For Gwendoline Smith, safety nets enveloping backyard trampolines sum it up - we are literally cocooning kids from discomfort. "When I first saw them, I thought: give me a break. Before they came along, you were bounced off but you learned," says Smith, an Auckland clinical psychologist and author. "You paid attention and if you didn't, the consequences were that your legs got caught between the springs, or you landed on the ground and you were bruised.
"The trampoline cages reveal a wider problem. We are taking away lessons in consequential thinking: 'If I do this, that will happen.' No, because if it looks like that might happen, Mum will helicopter in and make sure it doesn't."
Smith is articulating what many professionals who work with young people are noting. Anxiety and depression reported in Gen Z (those born between 1997 and 2012) are at record highs, but at the same time, there is a noticeable increase in parents' willingness to shield children from the rougher edges of life, from enclosed trampolines to demands for kid-glove treatment on supposed adventurous activities. Could there be a causal relationship?

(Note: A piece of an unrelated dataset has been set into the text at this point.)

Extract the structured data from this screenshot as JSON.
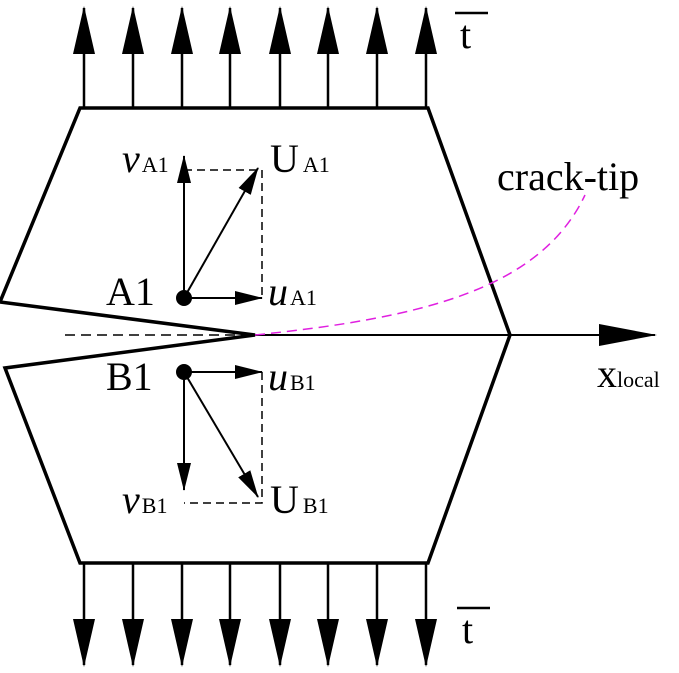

According to the Youth 19 project, a large scale study in 2019 of secondary school students, 23% had depressive symptoms (up from 13% seven years earlier), with depression hitting young females, Māori and young people in low-decile communities harder than most. There is agreement that it is important to open up about mental health and get help for those who need it, especially as 2015 data showed New Zealand had the highest suicide rate for teens aged 15-19 in the OECD.